Multi-Factor Authentication (TOTP)
- Standard: RFC 6238 (TOTP) with HMAC-SHA1, 6 digits, 30-second step.
- Setup: QR code provisioning with manual entry fallback.
- Recovery: 12 single-use codes (128 bits entropy each), stored as Argon2id hashes.
- Enforcement: Can be required at the organization level.
Brute-Force Protection (5 Layers)
- Progressive delays: Exponentially increasing delays (1s, 2s, 4s, 8s... up to 60s).
- CAPTCHA: Required after 5 consecutive failed attempts.
- Account lockout: 30 minutes after 10 failed attempts.
- IP rate limiting: Independent per-IP limits on auth endpoints.
- Alerting: Notifications to account owner and organization admins.
Data Encryption
Ourobor applies encryption at every layer: in transit, at rest, and within the application.
Encryption in Transit
- TLS 1.3 exclusively.

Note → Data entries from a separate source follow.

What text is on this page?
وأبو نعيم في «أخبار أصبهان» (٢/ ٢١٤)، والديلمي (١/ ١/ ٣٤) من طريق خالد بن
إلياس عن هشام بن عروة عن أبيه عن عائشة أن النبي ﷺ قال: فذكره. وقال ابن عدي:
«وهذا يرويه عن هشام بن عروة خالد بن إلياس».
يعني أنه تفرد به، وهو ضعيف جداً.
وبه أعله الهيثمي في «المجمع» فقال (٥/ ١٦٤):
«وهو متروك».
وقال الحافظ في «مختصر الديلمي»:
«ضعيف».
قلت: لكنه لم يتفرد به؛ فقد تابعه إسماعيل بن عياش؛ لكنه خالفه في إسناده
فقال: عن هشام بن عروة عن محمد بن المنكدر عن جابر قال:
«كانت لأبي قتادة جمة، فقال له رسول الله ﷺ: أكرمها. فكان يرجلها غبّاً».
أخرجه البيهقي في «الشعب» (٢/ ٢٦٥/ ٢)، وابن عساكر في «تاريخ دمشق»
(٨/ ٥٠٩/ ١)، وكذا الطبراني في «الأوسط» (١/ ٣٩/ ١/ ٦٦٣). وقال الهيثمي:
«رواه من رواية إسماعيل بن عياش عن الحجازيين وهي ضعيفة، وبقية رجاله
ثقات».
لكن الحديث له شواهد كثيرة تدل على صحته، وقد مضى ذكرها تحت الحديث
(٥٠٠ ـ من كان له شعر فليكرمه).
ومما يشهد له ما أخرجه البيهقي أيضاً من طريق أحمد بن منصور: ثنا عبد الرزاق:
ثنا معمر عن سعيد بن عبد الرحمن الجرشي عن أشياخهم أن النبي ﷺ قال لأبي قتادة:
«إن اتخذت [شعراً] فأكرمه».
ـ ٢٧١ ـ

Older versions not supported.
- HSTS with includeSubDomains and preload directives.
- Forward secrecy via ECDHE key exchange.
Encryption at Rest — AES-256-GCM
- Algorithm: AES-256-GCM (authenticated encryption). 96-bit IV per operation.
- Scope: Entity values, evidence content, investigation queries, analytical notes.
- Key hierarchy: Master key → per-organization keys via HKDF-SHA-256 (RFC 5869).
- Key rotation: Supported without re-encrypting existing data. New records use current version; existing records re-encrypted lazily.
Database & Object Storage
- PostgreSQL TDE for filesystem-level protection.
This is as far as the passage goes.